One plausible explanation -which also explains why very few men suffer from cellulite- is based on the composition and behavior of woman's fat cells and the connective tissue that holds them in place. Very simply, a woman's connective tissue is very inflexible, so as females gain weight their fat cells expand, and tend to bulge upwards towards the surface of the skin, giving the classic orange-peel appearance of cellulite. Women also have an additional layer of fat for child bearing purpose. In men, not only is there generally less fat on the thighs, but also the outer skin is thicker and thus obscures what is happening to any surplus fat below.
Hormones play a dominant role in the formation of cellulite. Estrogen is the most important hormone. It seems to initiate and aggravate cellulite. Other hormones including insulin, the catecholamines adrenaline and noradrenaline, thyroid hormones, and prolactin have all been shown to participate in the development of cellulite.
Diet has been shown to affect the development and amount of cellulite.
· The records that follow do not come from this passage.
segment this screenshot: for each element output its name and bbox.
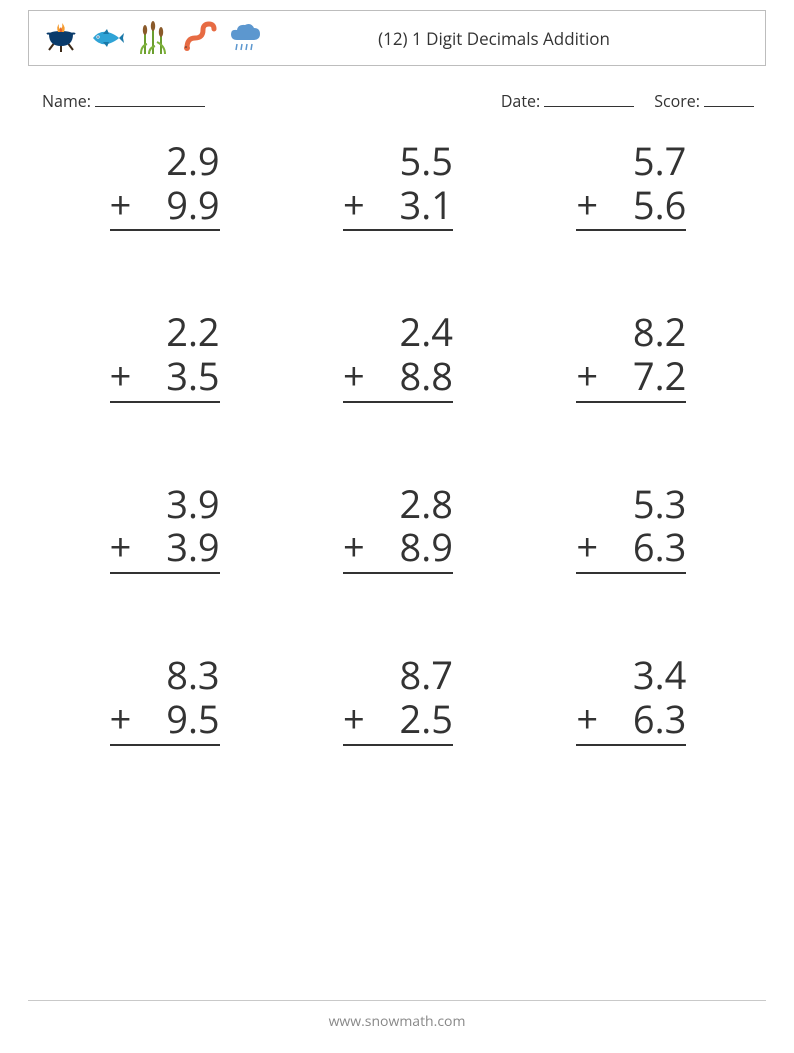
fish-icon (89, 20, 125, 56)
operand-bottom: 2.5 (400, 698, 453, 742)
date-field: Date: (501, 90, 634, 112)
operator: + (343, 526, 365, 570)
problem: 5.5+3.1 (281, 140, 514, 231)
worksheet-title: (12) 1 Digit Decimals Addition (263, 27, 765, 50)
header-box: (12) 1 Digit Decimals Addition (28, 10, 766, 66)
operand-top: 2.8 (343, 483, 453, 527)
operand-top: 2.9 (110, 140, 220, 184)
operand-bottom-row: +3.9 (110, 526, 220, 574)
operator: + (576, 526, 598, 570)
operand-bottom-row: +9.5 (110, 698, 220, 746)
problem: 5.7+5.6 (515, 140, 748, 231)
problems-grid: 2.9+9.95.5+3.15.7+5.62.2+3.52.4+8.88.2+7… (48, 140, 748, 746)
operand-bottom-row: +6.3 (576, 698, 686, 746)
problem: 2.8+8.9 (281, 483, 514, 574)
operator: + (110, 698, 132, 742)
operand-bottom-row: +3.1 (343, 184, 453, 232)
pot-icon (43, 20, 79, 56)
operator: + (110, 526, 132, 570)
operand-top: 5.3 (576, 483, 686, 527)
problem: 2.4+8.8 (281, 311, 514, 402)
operand-bottom-row: +6.3 (576, 526, 686, 574)
name-label: Name: (42, 90, 91, 112)
operator: + (576, 184, 598, 228)
operator: + (110, 184, 132, 228)
operand-bottom-row: +3.5 (110, 355, 220, 403)
operand-bottom-row: +2.5 (343, 698, 453, 746)
operand-bottom: 7.2 (633, 355, 686, 399)
operand-top: 5.7 (576, 140, 686, 184)
operator: + (343, 184, 365, 228)
cloud-icon (227, 20, 263, 56)
footer-text: www.snowmath.com (0, 1012, 794, 1031)
operand-bottom-row: +8.9 (343, 526, 453, 574)
operand-top: 2.4 (343, 311, 453, 355)
operand-top: 3.4 (576, 654, 686, 698)
operand-bottom: 3.5 (166, 355, 219, 399)
operand-bottom: 9.5 (166, 698, 219, 742)
score-label: Score: (654, 90, 700, 112)
operator: + (576, 698, 598, 742)
operator: + (110, 355, 132, 399)
operator: + (343, 698, 365, 742)
operand-top: 8.7 (343, 654, 453, 698)
operand-bottom: 5.6 (633, 184, 686, 228)
footer-divider (28, 1000, 766, 1001)
date-label: Date: (501, 90, 540, 112)
problem: 8.2+7.2 (515, 311, 748, 402)
problem: 8.7+2.5 (281, 654, 514, 745)
operand-top: 3.9 (110, 483, 220, 527)
operand-top: 2.2 (110, 311, 220, 355)
operand-bottom-row: +7.2 (576, 355, 686, 403)
score-blank[interactable] (704, 93, 754, 107)
header-icons (29, 20, 263, 56)
operand-bottom-row: +9.9 (110, 184, 220, 232)
reeds-icon (135, 20, 171, 56)
problem: 2.2+3.5 (48, 311, 281, 402)
info-row: Name: Date: Score: (42, 90, 754, 112)
operand-bottom: 6.3 (633, 526, 686, 570)
operand-bottom-row: +8.8 (343, 355, 453, 403)
problem: 3.4+6.3 (515, 654, 748, 745)
operand-bottom: 9.9 (166, 184, 219, 228)
operand-bottom: 6.3 (633, 698, 686, 742)
worm-icon (181, 20, 217, 56)
operand-bottom-row: +5.6 (576, 184, 686, 232)
operand-bottom: 3.1 (400, 184, 453, 228)
operator: + (343, 355, 365, 399)
operand-top: 8.2 (576, 311, 686, 355)
name-blank[interactable] (95, 93, 205, 107)
operand-bottom: 8.9 (400, 526, 453, 570)
operator: + (576, 355, 598, 399)
operand-bottom: 8.8 (400, 355, 453, 399)
problem: 3.9+3.9 (48, 483, 281, 574)
problem: 8.3+9.5 (48, 654, 281, 745)
date-blank[interactable] (544, 93, 634, 107)
problem: 5.3+6.3 (515, 483, 748, 574)
problem: 2.9+9.9 (48, 140, 281, 231)
score-field: Score: (654, 90, 754, 112)
operand-top: 5.5 (343, 140, 453, 184)
name-field: Name: (42, 90, 205, 112)
operand-bottom: 3.9 (166, 526, 219, 570)
operand-top: 8.3 (110, 654, 220, 698)
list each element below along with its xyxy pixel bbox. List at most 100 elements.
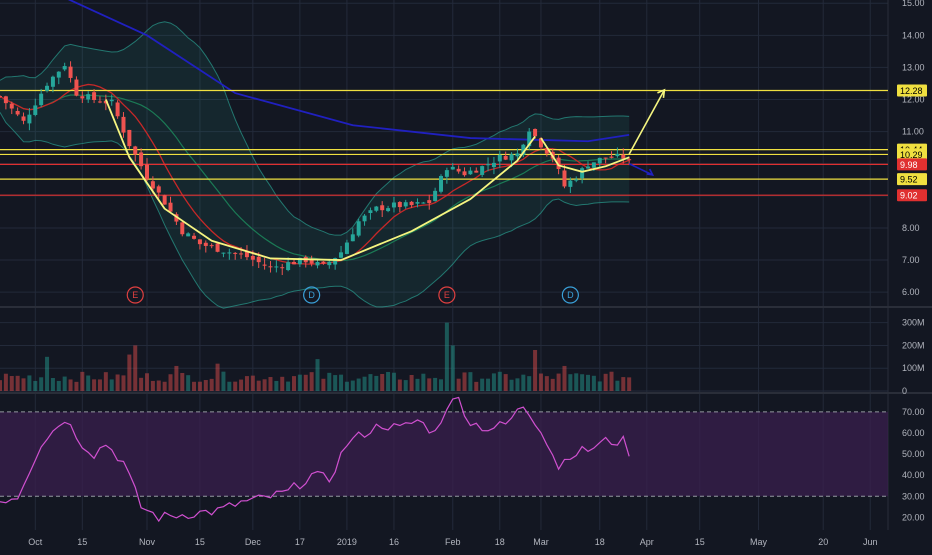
candle-body (538, 138, 543, 148)
volume-bar (380, 373, 385, 391)
candle-body (68, 66, 73, 78)
volume-bar (250, 375, 255, 391)
candle-body (350, 234, 355, 242)
volume-bar (574, 373, 579, 391)
candle-body (45, 85, 50, 91)
volume-bar (321, 378, 326, 391)
candle-body (80, 96, 85, 99)
volume-bar (121, 375, 126, 391)
candle-body (515, 153, 520, 157)
candle-body (209, 245, 214, 247)
candle-body (421, 202, 426, 204)
volume-bar (244, 376, 249, 391)
volume-bar (209, 378, 214, 391)
candle-body (456, 168, 461, 172)
moving-average-green-line (0, 94, 630, 262)
candle-body (615, 154, 620, 157)
volume-bar (103, 372, 108, 391)
volume-bar (586, 374, 590, 391)
volume-bar (162, 381, 167, 391)
level-label-box (897, 148, 927, 161)
candle-body (597, 157, 602, 164)
up-arrow-head (657, 88, 666, 98)
volume-bar (203, 380, 208, 391)
candle-body (15, 110, 20, 115)
x-tick-label: 2019 (337, 537, 357, 547)
volume-bar (544, 376, 549, 391)
candle-body (427, 200, 432, 204)
candle-body (621, 154, 626, 159)
price-tick-label: 13.00 (902, 62, 925, 72)
candle-body (586, 166, 590, 169)
candle-body (9, 103, 14, 109)
candle-body (474, 170, 479, 173)
volume-bar (39, 377, 44, 391)
candle-body (292, 261, 296, 265)
candle-body (33, 105, 38, 115)
volume-bar (27, 375, 32, 391)
candle-body (50, 76, 55, 87)
candle-body (27, 114, 32, 124)
level-label-box (897, 189, 927, 202)
rsi-tick-label: 20.00 (902, 512, 925, 522)
volume-bar (468, 372, 473, 391)
x-tick-label: 18 (495, 537, 505, 547)
x-tick-label: 15 (695, 537, 705, 547)
candle-body (409, 201, 414, 206)
volume-bar (115, 374, 120, 391)
level-label-box (897, 158, 927, 171)
cup-annotation-curve (105, 99, 536, 261)
candle-body (221, 252, 226, 254)
volume-bar (133, 345, 138, 391)
candle-body (39, 93, 44, 106)
candle-body (468, 170, 473, 175)
level-label-text: 9.98 (900, 160, 918, 170)
volume-bar (0, 380, 2, 391)
candle-body (156, 186, 161, 193)
candle-body (491, 162, 496, 168)
candle-body (591, 162, 596, 168)
x-tick-label: Apr (640, 537, 654, 547)
volume-bar (421, 373, 426, 391)
level-label-text: 9.02 (900, 191, 918, 201)
candle-body (0, 96, 2, 98)
candle-body (391, 202, 396, 208)
rsi-tick-label: 70.00 (902, 407, 925, 417)
price-tick-label: 15.00 (902, 0, 925, 8)
volume-bar (527, 376, 532, 391)
volume-bar (68, 379, 73, 391)
candle-body (315, 262, 320, 266)
candle-body (115, 102, 120, 117)
candle-body (544, 148, 549, 154)
volume-bar (491, 373, 496, 391)
rsi-tick-label: 30.00 (902, 491, 925, 501)
candle-body (321, 261, 326, 264)
candle-body (339, 252, 344, 258)
candle-body (556, 157, 561, 170)
candle-body (521, 144, 526, 155)
candle-body (280, 267, 285, 269)
candle-body (21, 116, 26, 121)
x-tick-label: Feb (445, 537, 461, 547)
volume-bar (274, 380, 279, 391)
candle-body (274, 266, 279, 268)
volume-bar (309, 372, 314, 391)
volume-tick-label: 100M (902, 363, 925, 373)
volume-bar (562, 365, 567, 391)
volume-bar (9, 376, 14, 391)
volume-bar (262, 379, 267, 391)
volume-bar (56, 380, 61, 391)
volume-bar (603, 373, 608, 391)
volume-bar (580, 374, 585, 391)
candle-body (186, 233, 191, 237)
volume-bar (339, 374, 344, 391)
volume-bar (197, 381, 202, 391)
candle-body (168, 202, 173, 212)
volume-bar (268, 377, 273, 391)
down-arrow-line (628, 163, 654, 176)
candle-body (180, 222, 185, 235)
volume-bar (239, 379, 244, 391)
candle-body (268, 266, 273, 268)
Excessive amounts of fat, carbohydrates, salt, or too little fiber can all contribute to increased cellulite. This also includes the accumulation of toxins built up between the fat cells.
Smoking, lack of exercise, fatty/starchy foods, and sitting or standing in a single position for long periods have all been correlated with an increase in cellulite. A high stress lifestyle will cause an increase in the catecholamine hormones.